Les enfants avaient échangé un regard, puis avaient timidement regardé dans ma direction. D’une certaine façon, leur réaction m’avait rappelé la façon dont Kei avait réagi lors de notre première rencontre.
Incapable de rester là à les regarder, Dennis avait pris la parole à leur place : « Je dois m’excuser pour ces enfants, monsieur. Comment va Lady Shiran ? »
Ils étaient apparemment venus ici pour savoir comment elle allait. Malheureusement, je ne pouvais pas leur fournir la réponse qu’ils souhaitaient entendre.
« Elle ne s’est pas encore réveillée… »
Je me retournai pour regarder la pièce dont je venais de sortir. Nous étions connectés par un lien mental, j’étais donc le mieux placé pour connaître l’état actuel de Shiran et pour faire face à tout problème. C’est pour cette raison que j’étais resté avec elle le temps de me reposer, mais même après une demi-journée, elle était toujours inconsciente et à court de mana. J’avais trempé sa bouche dans mon sang à plusieurs reprises pendant qu’elle dormait, ce qui lui avait permis de récupérer une petite quantité de son mana. Je voulais croire qu’elle finirait par se rétablir, mais…
« C’est donc ainsi…, » dit Dennis en soupirant, puis en baissant profondément la tête.
« Monsieur Takahiro, maintenant que la Sainte Église nous a déclarés hérétiques, nous n’avons plus personne vers qui nous tourner. S’il vous plaît, prenez soin de Lady Shiran », dit-il, accablé de chagrin.
« Je… — Oui. Je ferai tout ce que je peux. »
Hagard d’anxiété, Dennis releva la tête et me sourit très légèrement. Il était si désespéré que même mes paroles vides lui suffisaient. Cela montrait également qu’il s’inquiétait sincèrement pour Shiran. Je m’étais senti quelque peu soulagé de le voir ainsi; c’était une crainte que j’avais moi-même.
J’avais craint que, le Saint Ordre ayant pris Shiran pour cible, certains villageois ne la rendent responsable de tout cela. Les chevaliers se trompaient bien sûr, et Shiran n’était qu’une victime. Il serait déraisonnable de lui en faire porter la responsabilité. Pourtant, les gens avaient souvent tendance à agir de façon déraisonnable. Les faiblesses d’un humain acculé se manifestent.
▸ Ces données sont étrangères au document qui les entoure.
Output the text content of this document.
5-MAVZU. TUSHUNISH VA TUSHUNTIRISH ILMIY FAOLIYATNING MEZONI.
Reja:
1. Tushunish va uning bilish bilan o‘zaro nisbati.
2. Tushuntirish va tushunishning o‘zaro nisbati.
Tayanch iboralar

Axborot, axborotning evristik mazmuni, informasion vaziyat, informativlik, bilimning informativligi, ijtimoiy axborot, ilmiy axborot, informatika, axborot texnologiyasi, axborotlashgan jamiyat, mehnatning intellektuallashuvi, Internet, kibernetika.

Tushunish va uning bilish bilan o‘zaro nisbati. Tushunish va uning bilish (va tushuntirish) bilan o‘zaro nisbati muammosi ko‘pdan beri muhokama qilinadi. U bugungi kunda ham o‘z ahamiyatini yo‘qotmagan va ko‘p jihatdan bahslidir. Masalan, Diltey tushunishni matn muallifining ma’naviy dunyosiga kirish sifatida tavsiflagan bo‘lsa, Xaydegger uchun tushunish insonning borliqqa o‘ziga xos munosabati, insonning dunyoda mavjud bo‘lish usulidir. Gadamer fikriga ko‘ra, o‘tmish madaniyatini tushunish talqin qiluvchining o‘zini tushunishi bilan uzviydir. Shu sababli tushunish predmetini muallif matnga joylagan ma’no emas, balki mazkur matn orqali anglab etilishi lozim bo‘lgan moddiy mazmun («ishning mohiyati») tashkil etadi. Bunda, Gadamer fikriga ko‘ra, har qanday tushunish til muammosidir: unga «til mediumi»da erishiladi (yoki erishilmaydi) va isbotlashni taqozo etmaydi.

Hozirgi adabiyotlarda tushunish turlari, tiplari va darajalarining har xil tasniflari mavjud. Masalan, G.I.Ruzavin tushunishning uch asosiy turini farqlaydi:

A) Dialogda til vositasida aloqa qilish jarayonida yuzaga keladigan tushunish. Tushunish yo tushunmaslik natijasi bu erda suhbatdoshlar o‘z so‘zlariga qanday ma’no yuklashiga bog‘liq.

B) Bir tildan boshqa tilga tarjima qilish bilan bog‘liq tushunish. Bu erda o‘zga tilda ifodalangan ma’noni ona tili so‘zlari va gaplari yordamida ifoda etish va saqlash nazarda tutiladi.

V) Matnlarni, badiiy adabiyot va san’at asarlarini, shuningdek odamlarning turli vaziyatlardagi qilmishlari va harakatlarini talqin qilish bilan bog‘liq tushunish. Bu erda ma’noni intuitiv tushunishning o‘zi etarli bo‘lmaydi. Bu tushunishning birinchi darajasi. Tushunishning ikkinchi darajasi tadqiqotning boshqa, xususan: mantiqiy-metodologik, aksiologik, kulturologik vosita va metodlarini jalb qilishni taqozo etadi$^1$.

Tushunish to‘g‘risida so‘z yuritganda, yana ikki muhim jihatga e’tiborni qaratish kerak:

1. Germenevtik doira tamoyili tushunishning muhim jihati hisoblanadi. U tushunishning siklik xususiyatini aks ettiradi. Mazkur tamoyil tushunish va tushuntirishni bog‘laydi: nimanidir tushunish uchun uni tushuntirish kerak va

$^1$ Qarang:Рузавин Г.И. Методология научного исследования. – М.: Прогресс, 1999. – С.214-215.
Heureusement, Dennis et les autres survivants du village n’en avaient pas voulu à Shiran. Ou du moins, je n’en avais vu aucun signe. C’est à ce moment-là que j’avais pris conscience de la situation. Dans leur esprit, tout cela n’était pas arrivé à cause de Shiran. Ils avaient été attaqués, Shiran comprise. En bref, ils étaient de la même famille. S’ils me traitaient favorablement, malgré le fait que des monstres m’accompagnaient, c’était en partie parce que je les avais sauvés, mais surtout parce que j’étais lié à Shiran et Kei.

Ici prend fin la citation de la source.